The Davidson County Sheriff's Office T.R.A.C.E. Team—Traffic and Criminal Enforcement—consists of six uniformed investigators responsible for traffic enforcement and assisting the investigative division with criminal and drug cases.

On July 3, 2026, the T.R.A.C.E. Team partnered with Thomasville and Lexington police, the North Carolina State Highway Patrol, MADD, and the Forensic Tests for Alcohol Branch to run a multi-agency checking station at US 29-70 and Hasty School Road in Thomasville. The operation produced 135 charges and 3 DWI arrests—a ratio of 45 charges for every impaired-driving arrest. Law enforcement also seized marijuana, cocaine, and fentanyl. The Sheriff's Office has not disclosed how many of those 135 charges were for license, registration, or equipment violations versus drugs, weapons, or outstanding warrants.

On July 2, 2026, the T.R.A.C.E. Team and Thomasville Police Department's DWI Task Force conducted a driver's license checkpoint on Highway 109 South at Commercial Park Drive in Thomasville. The team also ran checkpoints on May 8 at Whitehart School Road and Ball Road, resulting in a methamphetamine arrest, and on June 1 at Lacy Hepler Road and Mt. Zion Church Road, resulting in an arrest for concealed firearm by a convicted felon—at least four checkpoints in a three-month span, all in the Thomasville area. The Davidson County Sheriff's Office stated that collaborative checkpoint enforcement efforts are intended to reduce impaired driving, remove illegal drugs from communities, apprehend wanted offenders, and improve roadway safety throughout Davidson County.

In North Carolina, driver's license checkpoints are authorized under N.C.G.S. § 20-16.3A, which requires law enforcement to operate under a written policy designating in advance a predetermined, neutral pattern for stopping vehicles, with no individual officer discretion in selecting which drivers to stop. All checkpoints must be approved by a district supervisor or higher authority, and at least one law enforcement vehicle must have its blue light activated to advise the public.

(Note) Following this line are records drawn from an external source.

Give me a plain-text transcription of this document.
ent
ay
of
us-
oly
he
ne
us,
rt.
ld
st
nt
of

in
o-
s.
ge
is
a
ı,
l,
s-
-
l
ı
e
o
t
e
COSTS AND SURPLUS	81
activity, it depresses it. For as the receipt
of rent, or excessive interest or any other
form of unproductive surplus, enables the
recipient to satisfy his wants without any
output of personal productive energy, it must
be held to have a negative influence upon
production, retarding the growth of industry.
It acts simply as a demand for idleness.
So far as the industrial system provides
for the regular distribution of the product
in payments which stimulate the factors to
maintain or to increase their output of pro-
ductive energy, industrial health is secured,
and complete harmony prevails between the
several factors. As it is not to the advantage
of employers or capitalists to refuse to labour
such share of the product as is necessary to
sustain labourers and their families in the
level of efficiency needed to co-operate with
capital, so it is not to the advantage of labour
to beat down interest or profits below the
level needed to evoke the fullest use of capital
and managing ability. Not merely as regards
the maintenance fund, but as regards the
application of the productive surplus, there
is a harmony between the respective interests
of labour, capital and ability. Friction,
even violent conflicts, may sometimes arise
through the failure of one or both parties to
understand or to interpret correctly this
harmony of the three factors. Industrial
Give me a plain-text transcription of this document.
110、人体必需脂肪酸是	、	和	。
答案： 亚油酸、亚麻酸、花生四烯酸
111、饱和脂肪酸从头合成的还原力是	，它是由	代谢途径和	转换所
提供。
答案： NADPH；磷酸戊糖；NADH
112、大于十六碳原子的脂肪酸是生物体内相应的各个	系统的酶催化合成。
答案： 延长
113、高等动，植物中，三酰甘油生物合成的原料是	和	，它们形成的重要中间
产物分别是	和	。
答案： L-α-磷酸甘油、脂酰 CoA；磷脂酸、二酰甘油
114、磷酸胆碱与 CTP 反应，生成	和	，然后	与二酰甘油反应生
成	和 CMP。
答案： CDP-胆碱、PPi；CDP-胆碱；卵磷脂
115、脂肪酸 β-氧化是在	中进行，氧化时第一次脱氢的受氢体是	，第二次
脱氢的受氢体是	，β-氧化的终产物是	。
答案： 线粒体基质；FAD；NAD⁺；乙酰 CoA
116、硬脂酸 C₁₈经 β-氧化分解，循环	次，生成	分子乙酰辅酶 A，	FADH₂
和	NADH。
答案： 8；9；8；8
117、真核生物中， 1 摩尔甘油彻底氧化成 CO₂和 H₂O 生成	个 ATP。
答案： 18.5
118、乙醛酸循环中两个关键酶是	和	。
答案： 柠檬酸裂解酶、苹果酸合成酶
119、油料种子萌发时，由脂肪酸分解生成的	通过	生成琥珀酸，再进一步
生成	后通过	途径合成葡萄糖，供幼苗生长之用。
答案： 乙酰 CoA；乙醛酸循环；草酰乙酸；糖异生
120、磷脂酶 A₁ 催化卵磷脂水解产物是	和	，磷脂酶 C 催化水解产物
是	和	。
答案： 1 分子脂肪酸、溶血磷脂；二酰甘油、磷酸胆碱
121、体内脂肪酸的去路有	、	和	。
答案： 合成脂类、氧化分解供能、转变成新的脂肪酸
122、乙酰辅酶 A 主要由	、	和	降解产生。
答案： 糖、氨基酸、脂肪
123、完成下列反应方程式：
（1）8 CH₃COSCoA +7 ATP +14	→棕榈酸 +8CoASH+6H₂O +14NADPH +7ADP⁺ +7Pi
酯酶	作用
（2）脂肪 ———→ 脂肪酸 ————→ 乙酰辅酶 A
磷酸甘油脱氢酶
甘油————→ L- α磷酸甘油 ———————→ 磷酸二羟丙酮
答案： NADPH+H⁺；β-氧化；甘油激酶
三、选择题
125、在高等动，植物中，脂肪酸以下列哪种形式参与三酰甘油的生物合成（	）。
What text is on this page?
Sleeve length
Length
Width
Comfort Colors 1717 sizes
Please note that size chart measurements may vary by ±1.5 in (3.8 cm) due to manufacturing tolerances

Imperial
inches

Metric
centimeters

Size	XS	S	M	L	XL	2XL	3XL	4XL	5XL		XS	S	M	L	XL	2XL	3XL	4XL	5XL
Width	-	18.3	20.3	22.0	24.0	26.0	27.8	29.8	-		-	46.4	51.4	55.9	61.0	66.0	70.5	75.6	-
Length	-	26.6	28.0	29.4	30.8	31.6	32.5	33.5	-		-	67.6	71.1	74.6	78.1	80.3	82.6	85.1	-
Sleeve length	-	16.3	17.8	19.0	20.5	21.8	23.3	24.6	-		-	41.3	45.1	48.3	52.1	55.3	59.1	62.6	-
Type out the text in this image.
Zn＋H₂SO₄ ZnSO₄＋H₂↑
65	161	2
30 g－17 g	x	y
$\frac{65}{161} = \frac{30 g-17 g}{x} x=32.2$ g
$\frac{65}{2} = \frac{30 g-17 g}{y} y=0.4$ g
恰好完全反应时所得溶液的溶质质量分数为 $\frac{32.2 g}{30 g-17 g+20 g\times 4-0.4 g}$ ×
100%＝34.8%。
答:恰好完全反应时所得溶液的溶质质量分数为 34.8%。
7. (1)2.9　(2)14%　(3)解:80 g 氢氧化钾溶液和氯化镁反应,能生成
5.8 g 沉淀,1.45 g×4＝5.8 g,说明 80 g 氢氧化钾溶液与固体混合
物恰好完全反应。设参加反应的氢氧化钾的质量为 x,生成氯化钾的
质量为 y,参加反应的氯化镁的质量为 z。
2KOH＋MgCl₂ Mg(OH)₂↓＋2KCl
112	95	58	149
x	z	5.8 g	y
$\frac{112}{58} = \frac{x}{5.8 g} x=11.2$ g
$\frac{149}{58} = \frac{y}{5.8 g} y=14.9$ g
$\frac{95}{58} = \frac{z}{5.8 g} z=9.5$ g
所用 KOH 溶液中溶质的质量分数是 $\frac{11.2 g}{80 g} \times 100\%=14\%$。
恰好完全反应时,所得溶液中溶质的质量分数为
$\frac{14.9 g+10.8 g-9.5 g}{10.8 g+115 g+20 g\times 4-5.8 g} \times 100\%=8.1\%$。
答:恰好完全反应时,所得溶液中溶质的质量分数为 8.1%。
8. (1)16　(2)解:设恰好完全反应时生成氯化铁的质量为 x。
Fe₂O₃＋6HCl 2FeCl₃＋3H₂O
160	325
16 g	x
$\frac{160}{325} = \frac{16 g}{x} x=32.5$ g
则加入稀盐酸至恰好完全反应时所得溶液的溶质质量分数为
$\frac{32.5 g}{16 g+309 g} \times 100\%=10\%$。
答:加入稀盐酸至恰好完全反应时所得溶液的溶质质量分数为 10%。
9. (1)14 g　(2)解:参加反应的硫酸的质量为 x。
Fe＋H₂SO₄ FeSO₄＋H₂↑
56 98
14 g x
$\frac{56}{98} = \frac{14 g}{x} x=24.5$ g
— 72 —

Every driver passing through these checkpoints was subject to a stop under the neutral-pattern rule—no individual suspicion required. The Sheriff's Office has not published data showing whether checkpoint locations and timing affect which neighborhoods and economic groups bear the highest burden of stops and citations.

For each driver who received one of those 135 charges on July 3, the outcome will determine whether the checkpoint is experienced as public-safety protection or as a costly entanglement with the justice system—a $200 ticket for expired registration, a court date that conflicts with work, a drug charge that triggers pretrial detention, or a DWI arrest that may have prevented a crash. The false claim that a murder suspect was caught at a checkpoint may reflect a broader public belief—encouraged by law-enforcement messaging—that checkpoints routinely apprehend serious offenders, even though the documented 2026 outcomes show drug and weapons arrests alongside high volumes of charges whose severity and ultimate disposition remain undisclosed.